More or less, yes. Encodings to be used by HTML, CSS, browser
implementations of XML, etc. As I explained before on this mailing list
http://mail.apps.ietf.org/ietf/charsets/msg02027.html the idea is to:
* Make the encodings that can be supported a finite list
* Carefully define the labels for these encodings
* Carefully define the algorithms to implement these encodings
** Including error and end-of-file handling
* Carefully define the indexes for these encodings, including any poorly
documented extensions
The idea is to make the web platform completely predictable with respect
to encodings rather than the morass it is now. This should help existing
implementations compete more effectively as well as help new
implementations enter the market more easily without significant reverse
engineering costs.
> I was surprised by some of the choices of "permissible," such as
> including ibm864 and ibm866 but none of the other, much more widespread,
> legacy OEM code pages. I was also puzzled by the reference to utf-16 and
> utf-16be as "legacy" encodings.
I'm not quite sure if ibm864 and ibm866 should stay, they are not
universally supported but four out of five user agents have them if I
remember correctly. The list of encodings is based roughly on the
intersection of what browsers support. If I missed an encoding that is
actually "widely" used on pages it would be good to add it of course.

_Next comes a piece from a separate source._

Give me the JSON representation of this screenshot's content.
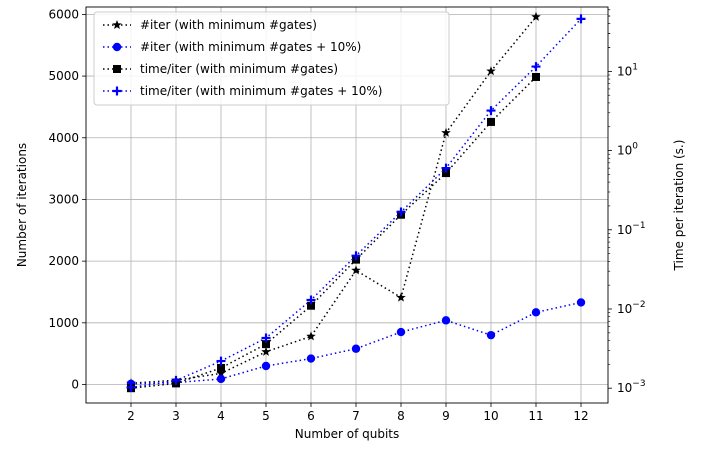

My
assumption has been that if only one browser supports the encoding it is
probably not or not widely used.
I classified utf-16 as legacy because of its many gotchas and because most
web technology works entirely with utf-8 or does not work with utf-16.
E.g. form submission does not do utf-16, XMLHttpRequest only sends utf-8
encoded strings, several new formats are utf-8 only.
--
Anne van Kesteren
http://annevankesteren.nl/